On my spiritual journey, I searched for God everywhere: the yoga studio, the holistic workshop circuit, the shiatsu mat. A well-practiced head tripper, I hunted for God in my thoughts, somehow certain that God would arise in the form of a concept.
During my materialistic phases, I imagined God a slick car, large house, a Hugo Boss suit, as though God himself wore Gucci. And for some time, I looked for God on the skyways of self-avoidance, mistaking the short-term benefits of the ungrounded bliss trip for enlightenment itself. I went down this road for some time, seemingly joyous on the outside, but a bubbling cauldron of unresolved feelings and memories in the deep within.
I looked everywhere, but in my heart. Conditioned as an armored male warrior, it never occurred to me that God could arise through the feeling heart. I had grown up in a warring family, and adapted my consciousness to the battleground before me. Through my well-defended lens, opening my heart was a dangerous path, one that threatened to distract me from my necessary vigilance.
When I opened my heart too wide, I was vulnerable to attack from warring factions. When my first intimate relationships threatened to open my heart, I fled them. The closer we got to bridging the heart with the genitals, the faster I ran. With no template to stand in the heart-fire, I preferred the safe confines of my lone wolf lair to the perils of vulnerability.

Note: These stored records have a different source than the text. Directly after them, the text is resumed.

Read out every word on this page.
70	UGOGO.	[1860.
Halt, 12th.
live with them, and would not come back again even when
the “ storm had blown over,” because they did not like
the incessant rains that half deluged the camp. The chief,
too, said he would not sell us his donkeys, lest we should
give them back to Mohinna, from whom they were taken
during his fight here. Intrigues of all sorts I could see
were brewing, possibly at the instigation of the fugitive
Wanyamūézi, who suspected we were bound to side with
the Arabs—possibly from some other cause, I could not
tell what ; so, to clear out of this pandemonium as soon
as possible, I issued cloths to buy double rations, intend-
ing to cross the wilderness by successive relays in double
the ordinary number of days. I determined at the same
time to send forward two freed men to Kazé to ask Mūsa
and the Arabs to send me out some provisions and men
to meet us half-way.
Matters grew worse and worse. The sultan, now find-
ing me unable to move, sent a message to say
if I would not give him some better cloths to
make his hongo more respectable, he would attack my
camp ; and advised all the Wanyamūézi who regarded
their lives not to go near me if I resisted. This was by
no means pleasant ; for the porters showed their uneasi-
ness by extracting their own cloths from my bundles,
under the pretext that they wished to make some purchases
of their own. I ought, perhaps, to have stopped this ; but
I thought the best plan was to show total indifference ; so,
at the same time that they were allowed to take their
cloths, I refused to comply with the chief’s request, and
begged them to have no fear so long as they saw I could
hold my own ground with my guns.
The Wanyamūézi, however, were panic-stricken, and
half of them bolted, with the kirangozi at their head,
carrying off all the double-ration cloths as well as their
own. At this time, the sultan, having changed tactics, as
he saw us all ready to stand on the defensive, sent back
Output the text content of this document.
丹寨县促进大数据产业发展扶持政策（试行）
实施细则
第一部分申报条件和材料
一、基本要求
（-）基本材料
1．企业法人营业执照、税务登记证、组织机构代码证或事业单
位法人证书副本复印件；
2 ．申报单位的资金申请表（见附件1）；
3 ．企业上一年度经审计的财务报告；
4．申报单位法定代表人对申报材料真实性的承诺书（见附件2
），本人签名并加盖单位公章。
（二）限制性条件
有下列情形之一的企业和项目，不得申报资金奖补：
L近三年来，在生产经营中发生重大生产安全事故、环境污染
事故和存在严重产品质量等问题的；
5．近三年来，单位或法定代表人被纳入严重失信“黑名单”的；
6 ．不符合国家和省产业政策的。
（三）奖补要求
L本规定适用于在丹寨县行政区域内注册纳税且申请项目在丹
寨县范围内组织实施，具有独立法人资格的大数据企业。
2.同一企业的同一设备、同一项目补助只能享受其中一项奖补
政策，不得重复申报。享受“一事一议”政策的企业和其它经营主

Consistent with my conditioning, I studied to become a criminal trial lawyer. Shortly after being called to the bar, I delayed the start to my law practice. Something in the deep within had another agenda for my path. As part of my process, I went to the courtroom to watch trials and consider my life's direction.
It was here that the first chinks in my armor appeared. Images of old suffering began to flood my courtroom visits -- my mother's unhappy face, my father's acts of violence, hiding under my bed while the battles raged.
As I sat focused at the back of the courtroom, tears poured out of my eyes and drenched my warrior armor at will. My inner world soon became like a series of beaver dams, each with more painful memories lying in wait behind it. Every time I cleared one dam away, another wave of feeling arose. The heart, it spoke.
Thereafter, I returned to my habitual range of emotion, the armored way of being that I knew so well. But something had shifted. There was a crack in my armor where the heart got through. Oddly enough, the crack revealed itself at the video store where I found myself repeatedly renting sentimental love stories -- "Serendipity," "Out of Africa," "Horse Whisperer" -- in an effort to crack my heart back open. I would lie down on my couch and watch the same schmaltzy film like a mantra, crying a little deeper with each viewing. I dared tell no one, but I loved it.